Robert Hunziker is a widely published writer and environmental journalist whose work has been translated into multiple languages and has appeared in over 50 journals, magazines and sites worldwide.

Mr Hunziker explains to Sputnik that the Japanese power company responsible for managing the Fukushima Daiichi nuclear power plant has been “overwhelmed by the crippled nuclear reactors” and face a very difficult choice in terms of how to deal with an ever growing amount of radioactive water. He also warns that mass dumping of the contaminated water into the Pacific Ocean may well endanger human beings across the world for generations to come.

Sputnik: The Japanese government appears to have decided that they are going to dump radioactive waste from the Fukushima Daiichi nuclear power plant into the Pacific Ocean.
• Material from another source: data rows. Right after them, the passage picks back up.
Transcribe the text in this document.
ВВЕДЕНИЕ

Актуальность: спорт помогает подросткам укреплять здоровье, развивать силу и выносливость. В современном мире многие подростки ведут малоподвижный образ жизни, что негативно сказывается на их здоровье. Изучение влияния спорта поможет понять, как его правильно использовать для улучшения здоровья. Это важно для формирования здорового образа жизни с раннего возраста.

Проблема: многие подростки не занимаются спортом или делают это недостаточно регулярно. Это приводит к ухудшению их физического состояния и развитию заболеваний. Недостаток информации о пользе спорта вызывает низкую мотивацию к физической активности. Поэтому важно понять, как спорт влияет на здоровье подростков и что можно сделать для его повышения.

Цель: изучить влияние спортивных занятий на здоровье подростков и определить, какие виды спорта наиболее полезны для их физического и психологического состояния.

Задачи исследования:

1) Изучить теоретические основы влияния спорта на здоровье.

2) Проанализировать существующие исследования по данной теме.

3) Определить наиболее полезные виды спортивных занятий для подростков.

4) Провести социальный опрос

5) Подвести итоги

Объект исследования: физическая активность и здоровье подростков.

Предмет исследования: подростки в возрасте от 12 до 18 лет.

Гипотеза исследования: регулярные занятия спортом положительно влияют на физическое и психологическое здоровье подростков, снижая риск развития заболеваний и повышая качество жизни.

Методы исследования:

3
Haven’t they already been doing this since the 2011 nuclear accident?

Robert Hunziker: Since 2011, TEPCO (Tokyo Electric Power Company) has managed to control most of  the flow of radioactive contaminated water, but an indeterminate amount spews into the ocean on a daily basis. In point of fact, controlling the radioactive water has been, and remains, a logistical nightmare.

For example, seawater is constantly circulated to cool the crippled reactors and turbines, where radioactivity is so high that on occasion it has disabled robotic underwater drones used to view the damage to the reactors.

Contaminated water leaks out of the reactor coolant systems and into buildings that house the reactors and turbines on a daily basis. TEPCO pumps 800 tons/day out of the reactor building basements. The 800 tons is thereafter desalinated and filtered, as much as possible, to remove radioactive caesium. Of the 800 tons, 400 tons/day is pumped back to cool the reactors and is contaminated once again. The balance of 400 tons, containing high concentrations of Stronium-90 (a deadly isotope) and tritium is pumped to a massive storage tank farm.

Additionally, groundwater flows into and out of the basements of the reactor buildings from which some contaminated water leaks out into the soil and surrounding groundwater beyond the facilities. This is contaminated water, including radioactive caesium, strontium, and tritium.

Furthermore, there have been instances of storage tanks leaking highly contaminated water.

Thus, the most direct straightforward answer to the question is: Yes, TEPCO has been dumping radioactive water into the Pacific Ocean but not as an organised plan of action, not intentionally. It happens simply because TEPCO is overwhelmed by the crippled nuclear reactors and the necessity of keeping radioactivity from literally spewing throughout the surrounding countryside.

As such, Fukushima Daiichi is a prime example of humanity’s worst nightmare come true, like the fabled China Syndrome, as one of the worst industrial accidents in history.

It remains a serious threat to this day, which is explained in more detail in my most recent article: “Dumping Fukushima’s Water into the Ocean… What Could Possibly go Wrong?”.

Sputnik: How are they justifying this policy of dumping even greater amounts of radioactive water into the Pacific?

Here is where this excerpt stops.